Die Landschaft macht den Ton: Die zweitkleinste Insel der Kanaren überrascht Bergwanderer mit einzigartigen Klängen, urtümlichen Landschaften und strahlend bunten Farben.

Von Stefan Herbke

Urplötzlich ist es aus mit der Stille. Laute Pfiffe, langgezogene, dann wieder kurze, fast melodisch, hallen durch die Stille. Eine kurze Pause, und weiter geht's.

blütenpracht

In voller Pracht

(Foto: Foto: Herbke)

Die Pfiffe rauschen wie Wörter in unsere empfindlichen Ohren. So pfeift kein Vogel. Und kurz darauf, aus der anderen Richtung, die Antwort.

Wieder kommt eine ganze Melodie an Pfiffen durch den Äther geschwirrt, schrill und unverständlich, zumindest für die meisten hier, die Silbo nicht verstehen.

El Silbo heißt die traditionelle Pfeifsprache der Ureinwohner Gomeras, die aus der Not heraus geboren wurde.

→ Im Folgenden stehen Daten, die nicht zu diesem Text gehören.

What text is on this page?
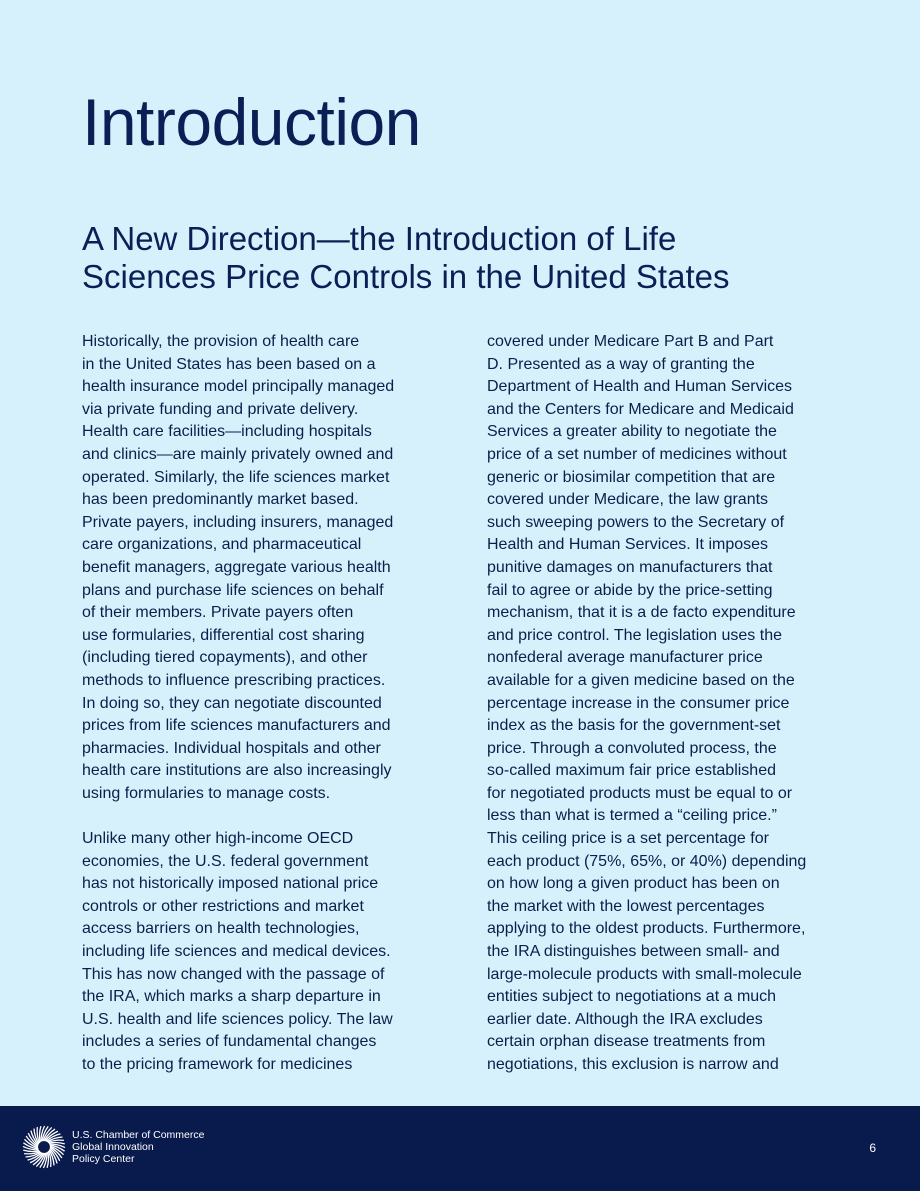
Introduction
A New Direction—the Introduction of Life
Sciences Price Controls in the United States
Historically, the provision of health care
in the United States has been based on a
health insurance model principally managed
via private funding and private delivery.
Health care facilities—including hospitals
and clinics—are mainly privately owned and
operated. Similarly, the life sciences market
has been predominantly market based.
Private payers, including insurers, managed
care organizations, and pharmaceutical
benefit managers, aggregate various health
plans and purchase life sciences on behalf
of their members. Private payers often
use formularies, differential cost sharing
(including tiered copayments), and other
methods to influence prescribing practices.
In doing so, they can negotiate discounted
prices from life sciences manufacturers and
pharmacies. Individual hospitals and other
health care institutions are also increasingly
using formularies to manage costs.
Unlike many other high-income OECD
economies, the U.S. federal government
has not historically imposed national price
controls or other restrictions and market
access barriers on health technologies,
including life sciences and medical devices.
This has now changed with the passage of
the IRA, which marks a sharp departure in
U.S. health and life sciences policy. The law
includes a series of fundamental changes
to the pricing framework for medicines
covered under Medicare Part B and Part
D. Presented as a way of granting the
Department of Health and Human Services
and the Centers for Medicare and Medicaid
Services a greater ability to negotiate the
price of a set number of medicines without
generic or biosimilar competition that are
covered under Medicare, the law grants
such sweeping powers to the Secretary of
Health and Human Services. It imposes
punitive damages on manufacturers that
fail to agree or abide by the price-setting
mechanism, that it is a de facto expenditure
and price control. The legislation uses the
nonfederal average manufacturer price
available for a given medicine based on the
percentage increase in the consumer price
index as the basis for the government-set
price. Through a convoluted process, the
so-called maximum fair price established
for negotiated products must be equal to or
less than what is termed a “ceiling price.”
This ceiling price is a set percentage for
each product (75%, 65%, or 40%) depending
on how long a given product has been on
the market with the lowest percentages
applying to the oldest products. Furthermore,
the IRA distinguishes between small- and
large-molecule products with small-molecule
entities subject to negotiations at a much
earlier date. Although the IRA excludes
certain orphan disease treatments from
negotiations, this exclusion is narrow and
U.S. Chamber of Commerce
Global Innovation
Policy Center
6
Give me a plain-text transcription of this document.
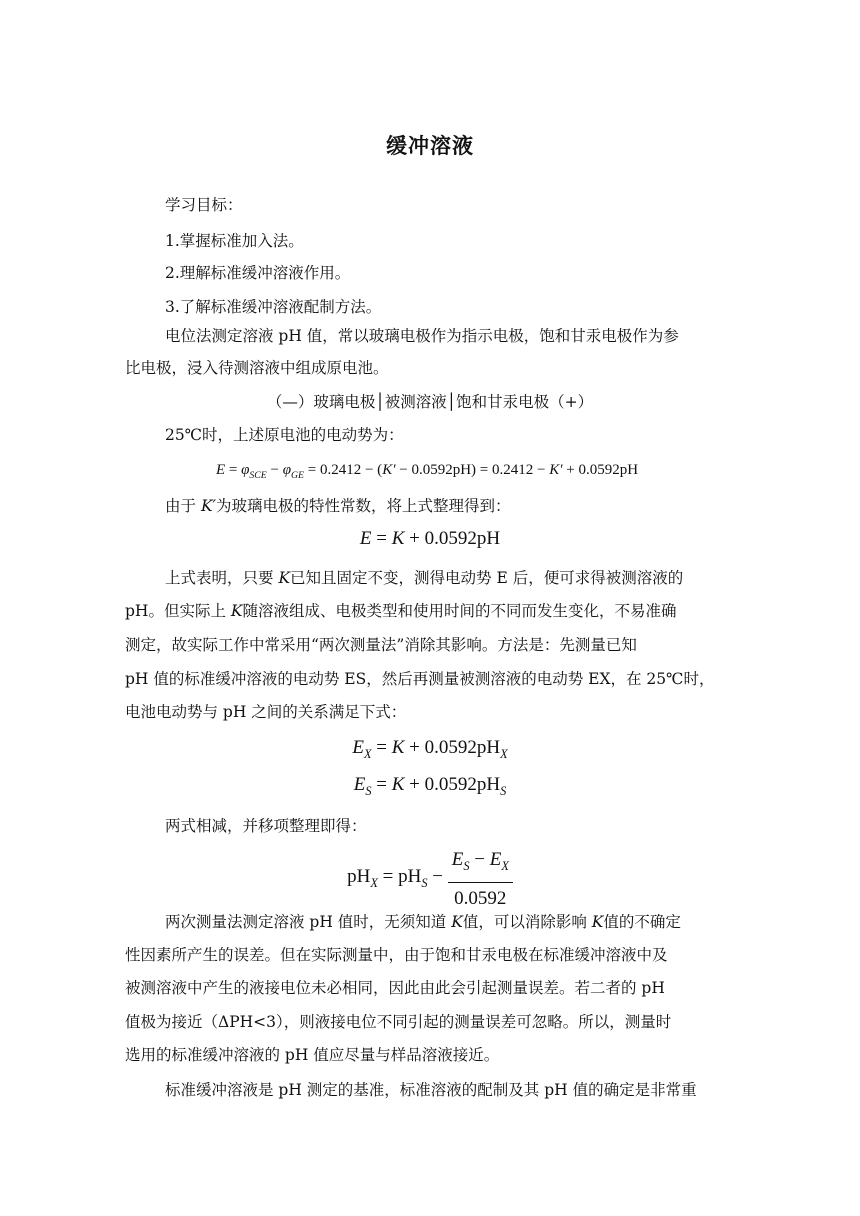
缓冲溶液
学习目标：
1.掌握标准加入法。
2.理解标准缓冲溶液作用。
3.了解标准缓冲溶液配制方法。
电位法测定溶液 pH 值，常以玻璃电极作为指示电极，饱和甘汞电极作为参
比电极，浸入待测溶液中组成原电池。
（—）玻璃电极│被测溶液│饱和甘汞电极（+）
25℃时，上述原电池的电动势为：
$E = \varphi_{SCE} - \varphi_{GE} = 0.2412 - (K' - 0.0592pH) = 0.2412 - K' + 0.0592pH$
由于 K′为玻璃电极的特性常数，将上式整理得到：
E = K + 0.0592pH
上式表明，只要 K已知且固定不变，测得电动势 E 后，便可求得被测溶液的
pH。但实际上 K随溶液组成、电极类型和使用时间的不同而发生变化，不易准确
测定，故实际工作中常采用“两次测量法”消除其影响。方法是：先测量已知
pH 值的标准缓冲溶液的电动势 ES，然后再测量被测溶液的电动势 EX，在 25℃时，
电池电动势与 pH 之间的关系满足下式：
$E_X = K + 0.0592pH_X$
$E_S = K + 0.0592pH_S$
两式相减，并移项整理即得：
$pH_X = pH_S - \frac{E_S - E_X}{0.0592}$
两次测量法测定溶液 pH 值时，无须知道 K值，可以消除影响 K值的不确定
性因素所产生的误差。但在实际测量中，由于饱和甘汞电极在标准缓冲溶液中及
被测溶液中产生的液接电位未必相同，因此由此会引起测量误差。若二者的 pH
值极为接近（ΔPH<3），则液接电位不同引起的测量误差可忽略。所以，测量时
选用的标准缓冲溶液的 pH 值应尽量与样品溶液接近。
标准缓冲溶液是 pH 测定的基准，标准溶液的配制及其 pH 值的确定是非常重
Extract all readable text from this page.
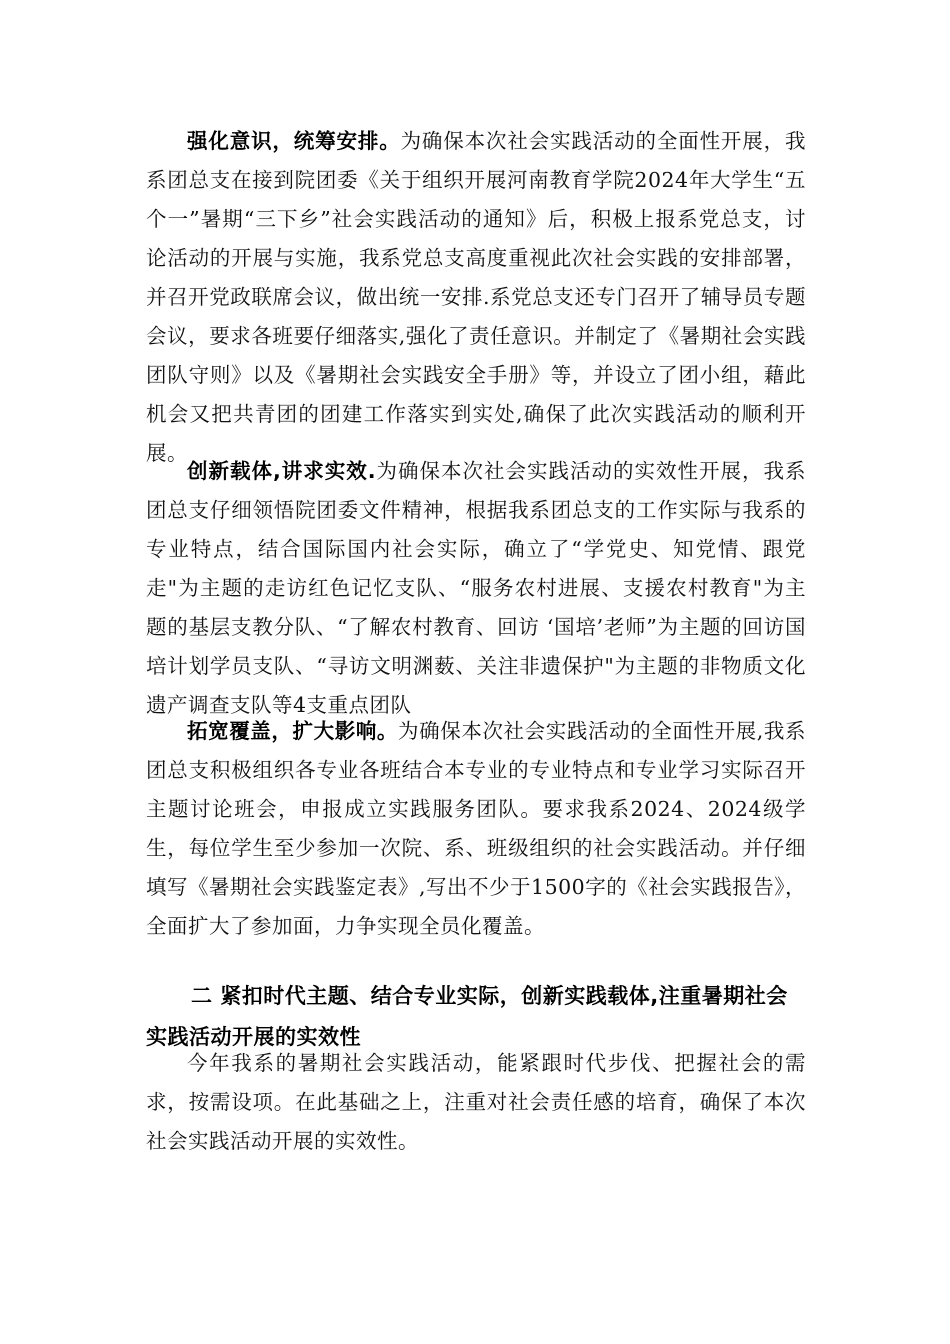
强化意识，统筹安排。为确保本次社会实践活动的全面性开展，我系团总支在接到院团委《关于组织开展河南教育学院2024年大学生“五个一”暑期“三下乡”社会实践活动的通知》后，积极上报系党总支，讨论活动的开展与实施，我系党总支高度重视此次社会实践的安排部署，并召开党政联席会议，做出统一安排.系党总支还专门召开了辅导员专题会议，要求各班要仔细落实,强化了责任意识。并制定了《暑期社会实践团队守则》以及《暑期社会实践安全手册》等，并设立了团小组，藉此机会又把共青团的团建工作落实到实处,确保了此次实践活动的顺利开展。

创新载体,讲求实效.为确保本次社会实践活动的实效性开展，我系团总支仔细领悟院团委文件精神，根据我系团总支的工作实际与我系的专业特点，结合国际国内社会实际，确立了“学党史、知党情、跟党走"为主题的走访红色记忆支队、“服务农村进展、支援农村教育"为主题的基层支教分队、“了解农村教育、回访 ‘国培’老师”为主题的回访国培计划学员支队、“寻访文明渊薮、关注非遗保护"为主题的非物质文化遗产调查支队等4支重点团队

拓宽覆盖，扩大影响。为确保本次社会实践活动的全面性开展,我系团总支积极组织各专业各班结合本专业的专业特点和专业学习实际召开主题讨论班会，申报成立实践服务团队。要求我系2024、2024级学生，每位学生至少参加一次院、系、班级组织的社会实践活动。并仔细填写《暑期社会实践鉴定表》,写出不少于1500字的《社会实践报告》，全面扩大了参加面，力争实现全员化覆盖。

二 紧扣时代主题、结合专业实际，创新实践载体,注重暑期社会实践活动开展的实效性

今年我系的暑期社会实践活动，能紧跟时代步伐、把握社会的需求，按需设项。在此基础之上，注重对社会责任感的培育，确保了本次社会实践活动开展的实效性。
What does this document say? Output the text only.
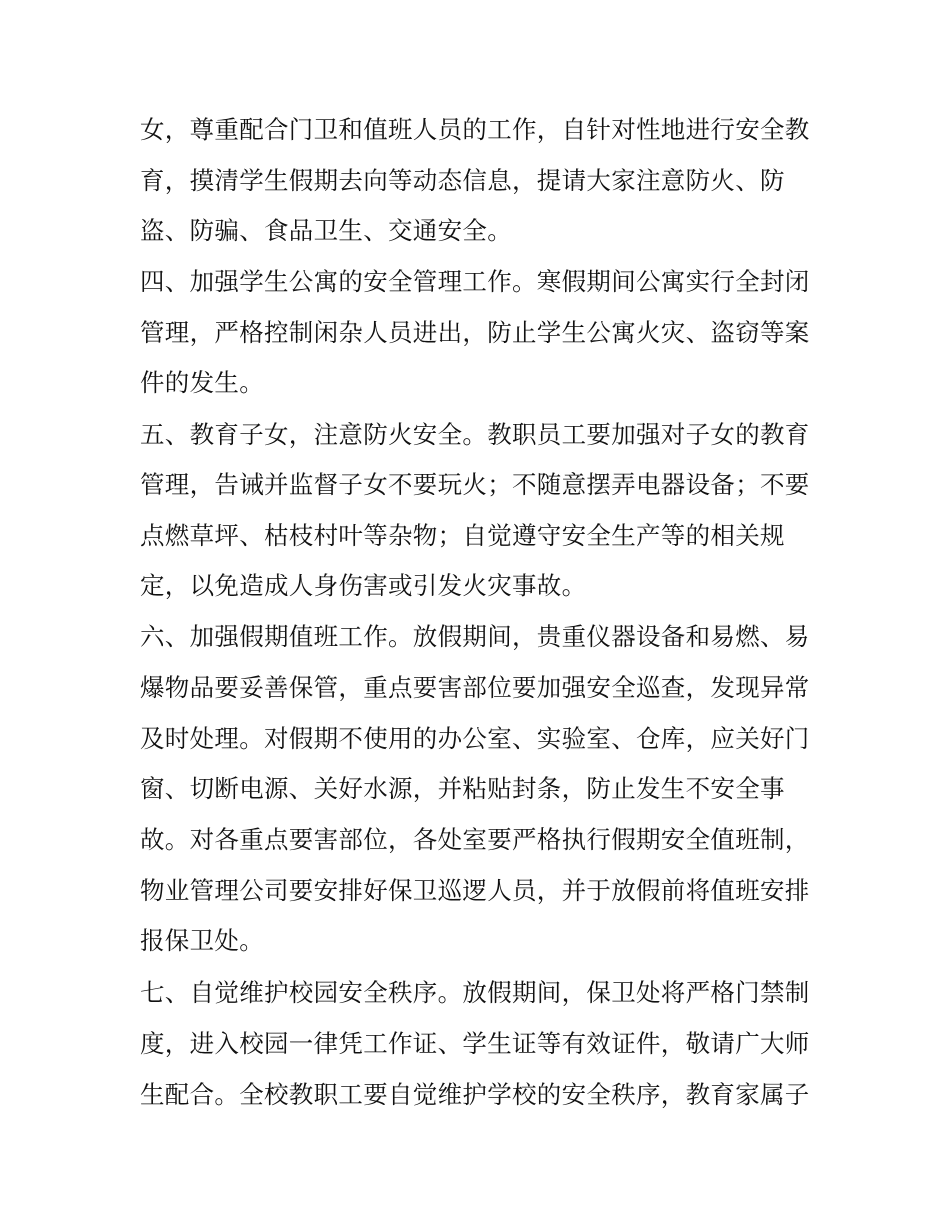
女，尊重配合门卫和值班人员的工作，自针对性地进行安全教
育，摸清学生假期去向等动态信息，提请大家注意防火、防
盗、防骗、食品卫生、交通安全。
四、加强学生公寓的安全管理工作。寒假期间公寓实行全封闭
管理，严格控制闲杂人员进出，防止学生公寓火灾、盗窃等案
件的发生。
五、教育子女，注意防火安全。教职员工要加强对子女的教育
管理，告诫并监督子女不要玩火；不随意摆弄电器设备；不要
点燃草坪、枯枝村叶等杂物；自觉遵守安全生产等的相关规
定，以免造成人身伤害或引发火灾事故。
六、加强假期值班工作。放假期间，贵重仪器设备和易燃、易
爆物品要妥善保管，重点要害部位要加强安全巡查，发现异常
及时处理。对假期不使用的办公室、实验室、仓库，应关好门
窗、切断电源、关好水源，并粘贴封条，防止发生不安全事
故。对各重点要害部位，各处室要严格执行假期安全值班制，
物业管理公司要安排好保卫巡逻人员，并于放假前将值班安排
报保卫处。
七、自觉维护校园安全秩序。放假期间，保卫处将严格门禁制
度，进入校园一律凭工作证、学生证等有效证件，敬请广大师
生配合。全校教职工要自觉维护学校的安全秩序，教育家属子
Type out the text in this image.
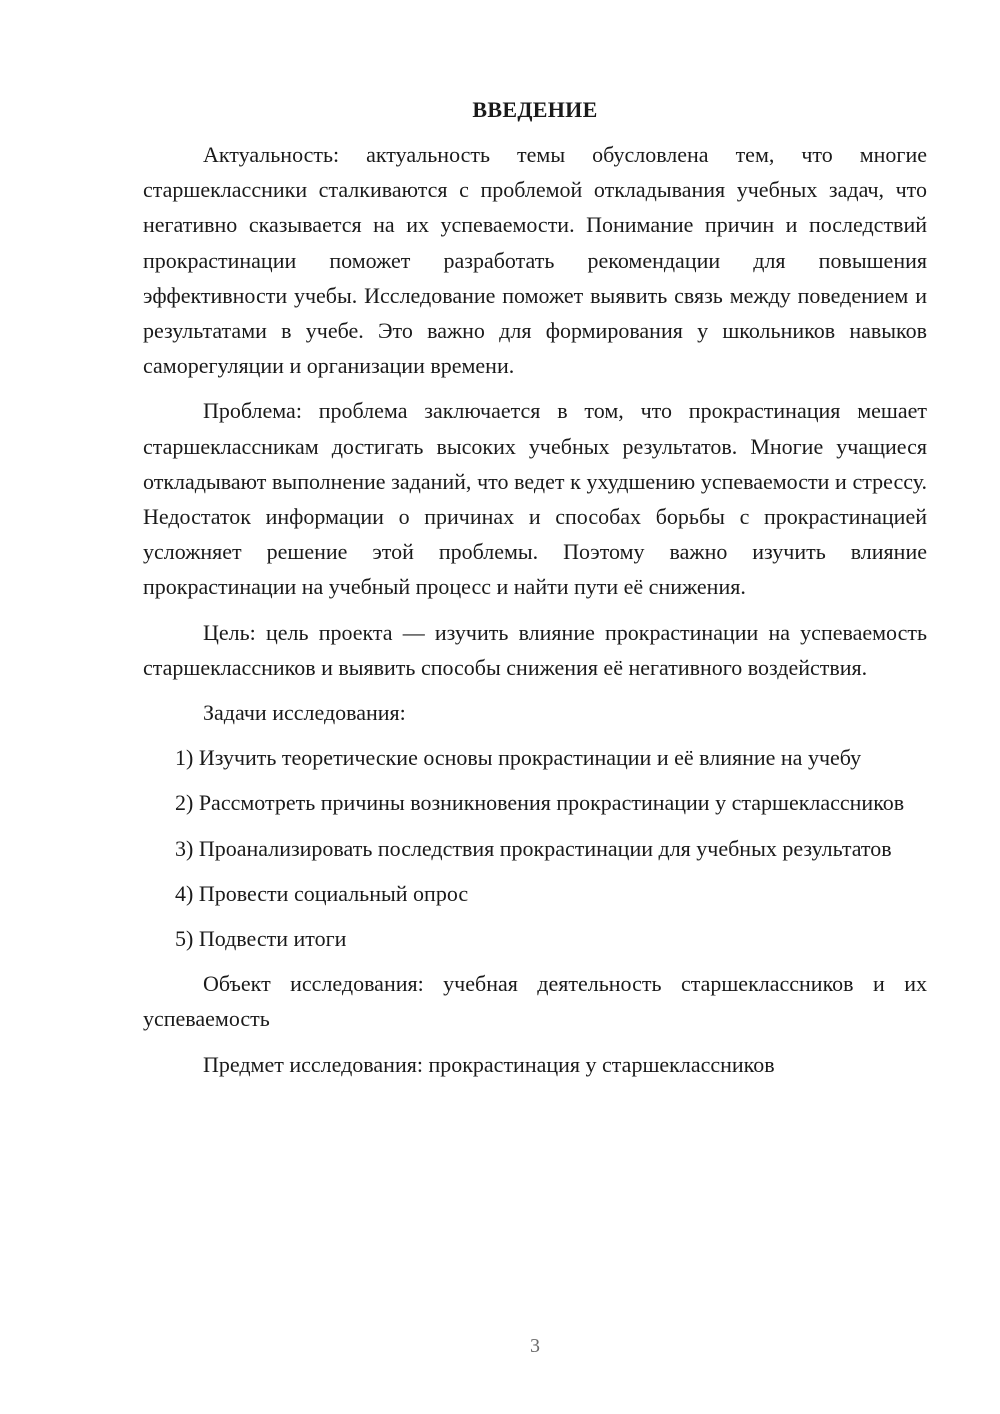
ВВЕДЕНИЕ

Актуальность: актуальность темы обусловлена тем, что многие старшеклассники сталкиваются с проблемой откладывания учебных задач, что негативно сказывается на их успеваемости. Понимание причин и последствий прокрастинации поможет разработать рекомендации для повышения эффективности учебы. Исследование поможет выявить связь между поведением и результатами в учебе. Это важно для формирования у школьников навыков саморегуляции и организации времени.

Проблема: проблема заключается в том, что прокрастинация мешает старшеклассникам достигать высоких учебных результатов. Многие учащиеся откладывают выполнение заданий, что ведет к ухудшению успеваемости и стрессу. Недостаток информации о причинах и способах борьбы с прокрастинацией усложняет решение этой проблемы. Поэтому важно изучить влияние прокрастинации на учебный процесс и найти пути её снижения.

Цель: цель проекта — изучить влияние прокрастинации на успеваемость старшеклассников и выявить способы снижения её негативного воздействия.

Задачи исследования:

1) Изучить теоретические основы прокрастинации и её влияние на учебу

2) Рассмотреть причины возникновения прокрастинации у старшеклассников

3) Проанализировать последствия прокрастинации для учебных результатов

4) Провести социальный опрос

5) Подвести итоги

Объект исследования: учебная деятельность старшеклассников и их успеваемость

Предмет исследования: прокрастинация у старшеклассников

3
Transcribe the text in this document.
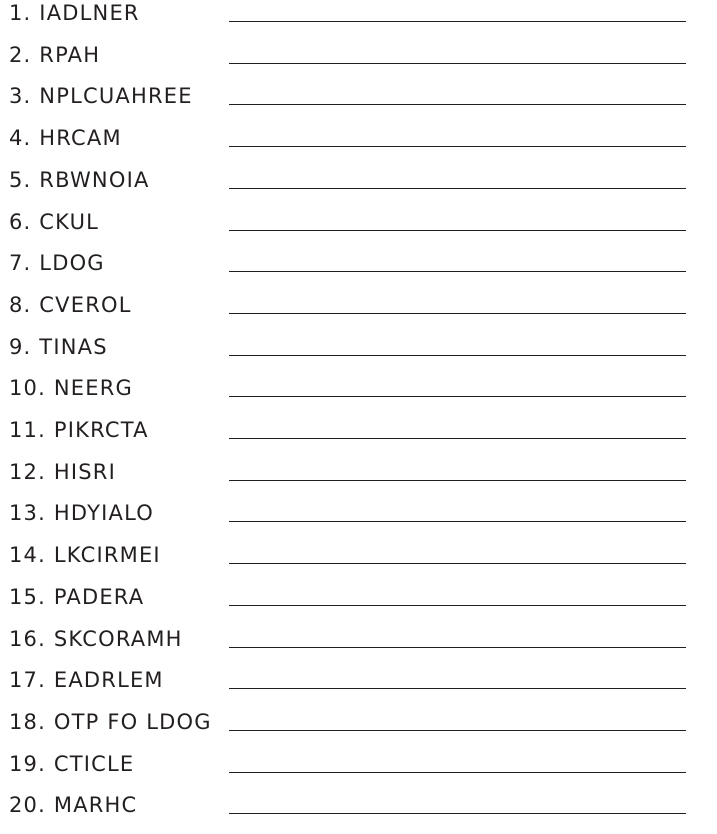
1. IADLNER
2. RPAH
3. NPLCUAHREE
4. HRCAM
5. RBWNOIA
6. CKUL
7. LDOG
8. CVEROL
9. TINAS
10. NEERG
11. PIKRCTA
12. HISRI
13. HDYIALO
14. LKCIRMEI
15. PADERA
16. SKCORAMH
17. EADRLEM
18. OTP FO LDOG
19. CTICLE
20. MARHC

Denn die Wegstrecken zwischen den einzelnen Dörfern, zwischen denen oft tiefe und unüberwindbare Schluchten lagen, waren lang und beschwerlich.

Und so kam man auf die Idee, sich die Nachrichten über die Barrancos, die Schluchten, hinweg zuzupfeifen. Zumindest kurze und leicht verständliche, da die Pfiffe sich nur in ihrer Tonhöhe und -länge unterscheiden.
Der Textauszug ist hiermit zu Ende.